Earlier this year, the film "Zero Dark Thirty," which purports to dramatize the hunt for and killing of Osama bin Laden, generated substantial political controversy. It was discovered that CIA and White House officials had met with its filmmakers and passed non-public information to them -- at exactly the same time that DOJ officials were in federal court resisting transparency requests from media outlets and activist groups on the ground that it was all classified.

With its release imminent, the film is now garnering a pile of top awards and virtually uniform rave reviews.
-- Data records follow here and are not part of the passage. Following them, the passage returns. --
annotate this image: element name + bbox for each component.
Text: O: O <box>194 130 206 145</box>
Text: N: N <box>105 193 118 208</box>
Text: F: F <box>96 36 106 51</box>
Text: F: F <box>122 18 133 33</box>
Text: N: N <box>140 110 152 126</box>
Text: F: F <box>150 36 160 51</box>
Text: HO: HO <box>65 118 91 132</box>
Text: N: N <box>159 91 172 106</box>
What makes this so remarkable is that, by most accounts, the film glorifies torture by claiming -- falsely -- that waterboarding and other forms of coercive interrogation tactics were crucial, even indispensable in finding bin Laden.
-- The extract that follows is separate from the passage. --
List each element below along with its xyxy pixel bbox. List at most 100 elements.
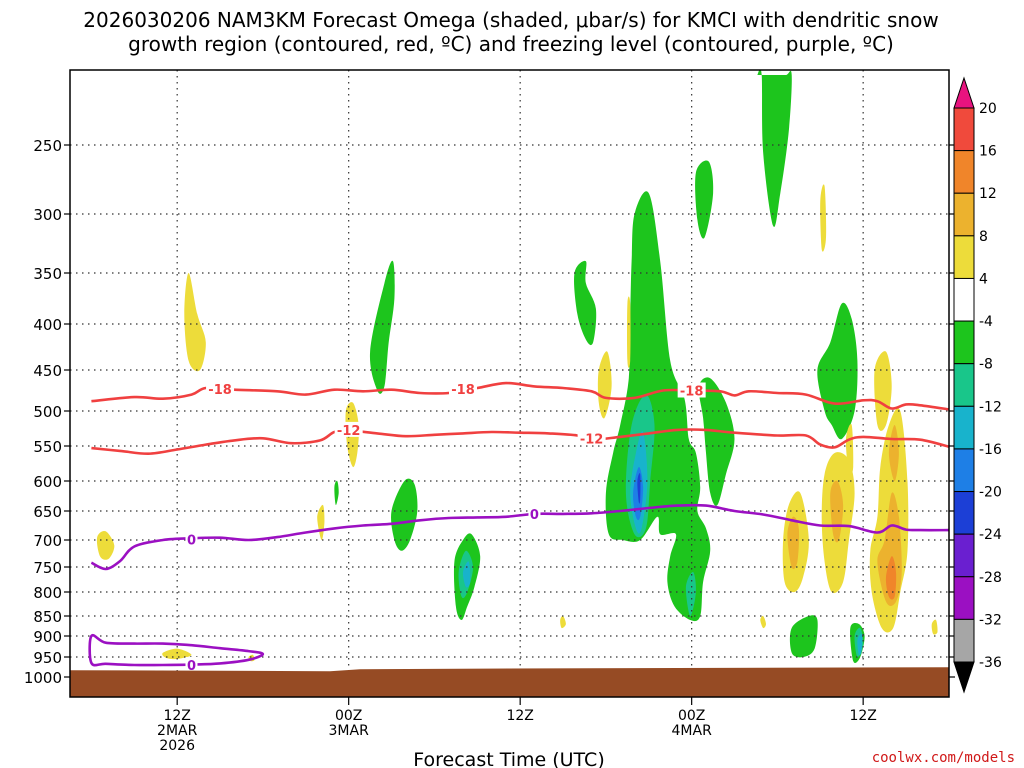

In the New York Times on Sunday, Frank Bruni wrote: "I'm betting that Dick Cheney will love the new movie 'Zero Dark Thirty.'" That's because "'enhanced interrogation techniques' like waterboarding are presented as crucial" to finding America's most hated terrorist. Bruni explains [emphasis added]:

"[I]t's hard not to focus on them, because the first extended sequence in the movie shows a detainee being strung up by his wrists, sexually humiliated, deprived of sleep, made to feel as if he's drowning and shoved into a box smaller than a coffin.

"The torture sequence immediately follows a bone-chilling, audio-only prologue of the voices of terrified Americans trapped in the towering inferno of the World Trade Center. It's set up as payback.

"And by the movie's account, it produces information vital to the pursuit of the world's most wanted man. No waterboarding, no Bin Laden: that's what "Zero Dark Thirty" appears to suggest."